Ma stiamo scherzando? Era una pratica immorale. Bisogna avere rispetto per chi ci ha dato la vita e ha contribuito, anche se in piccolo, a portare avanti il proprio paese.
A tal proposito mi sovviene il seguente ritornello “Il vecchietto dove lo metto, dove lo metto non si sa”. Ritornello della canzone omonima che nel 1977 lanciava il grande Domenico Modugno. E già dove lo metto il vecchietto? In famiglia non si usa più. In strutture private, come ad esempio le case famiglia, che in questi ultimi anni si sono moltiplicate a dismisura? Strutture, che, spesso, sono se non dei veri e propri lager, ma qualcosa che ci somigliano un tantinello.

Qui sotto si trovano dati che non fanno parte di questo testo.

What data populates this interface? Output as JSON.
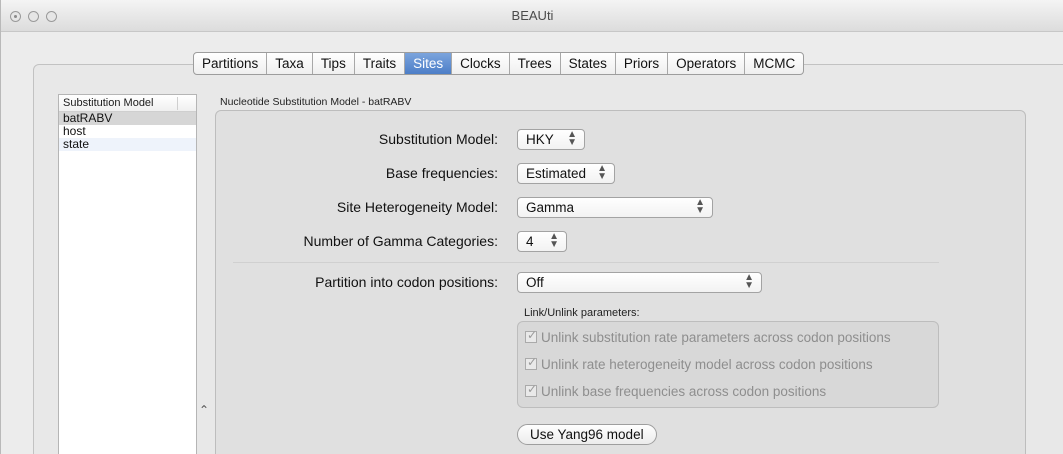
{
  "window": {
    "title": "BEAUti"
  },
  "tabs": [
    "Partitions",
    "Taxa",
    "Tips",
    "Traits",
    "Sites",
    "Clocks",
    "Trees",
    "States",
    "Priors",
    "Operators",
    "MCMC"
  ],
  "active_tab": "Sites",
  "left_list": {
    "header": "Substitution Model",
    "items": [
      "batRABV",
      "host",
      "state"
    ]
  },
  "section": {
    "title": "Nucleotide Substitution Model - batRABV"
  },
  "form": {
    "substitution_model": {
      "label": "Substitution Model:",
      "value": "HKY"
    },
    "base_frequencies": {
      "label": "Base frequencies:",
      "value": "Estimated"
    },
    "site_heterogeneity": {
      "label": "Site Heterogeneity Model:",
      "value": "Gamma"
    },
    "gamma_categories": {
      "label": "Number of Gamma Categories:",
      "value": "4"
    },
    "codon_partition": {
      "label": "Partition into codon positions:",
      "value": "Off"
    }
  },
  "link_params": {
    "label": "Link/Unlink parameters:",
    "checkboxes": [
      {
        "label": "Unlink substitution rate parameters across codon positions",
        "checked": true,
        "enabled": false
      },
      {
        "label": "Unlink rate heterogeneity model across codon positions",
        "checked": true,
        "enabled": false
      },
      {
        "label": "Unlink base frequencies across codon positions",
        "checked": true,
        "enabled": false
      }
    ]
  },
  "yang_button": "Use Yang96 model",
  "colors": {
    "active_tab": "#4c7ec7",
    "selection": "#d6d6d6"
  }
}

Oppure per chi se lo può permettere in una casa di riposo?
Ne esistono tanti tipi adatti per tutte le tasche, ma non tutti se lo possono permettere. E allora che si fa? Si ritorna indietro al concetto esposto in precedenza e cioè, al metodo giapponese? In America esistono dei veri e propri villaggi abitati da persone anziane, molti altri paesi mandano lì i propri vecchietti. Ma è quest’ultima è la cosa migliore? Certo il problema non è di facile soluzione, ma è un problema globale che necessita di maggiore attenzione da parte di chi ci governa. Ma lo faranno mai? Ho i miei dubbi.
Mamma mia che pensieri tristi, forse ho deviato troppo da quello che avevo in mente di scrivere, ma è la triste realtà quella che ho descritto, realtà che mi fa tanto arrabbiare.
Non c’è più rispetto, per la società moderna un DG è un peso. Ma lasciateci vivere nel migliore modo possibile sono gli ultimi anni che passeremo in questa vita. Sul dopo vita, nulla si sa, mai nessuno è tornato indietro per dire cosa ci sta dopo la morte terrena.
“Allegria”, diceva in maniera convinta un grande presentatore del passato Mike Bongiorno, condivido il suo motto in pieno. “Allegria” si ci vuole tanta allegria, ma tanta, tanta.
Diciamo che, a questa età si possono già tirare le somme della vita che è passata. Il più lo abbiamo fatto. Vedere la propria progenie proseguire, ti inorgoglisce. La famiglia cresce e proseguiranno, nel mio caso, i carollini nel mondo, nonno Cosimo e nonno Peppino nonché i trisavoli saranno contenti, il nostro dna proseguirà.
È questo il vero senso della vita, anzi è la vita stessa.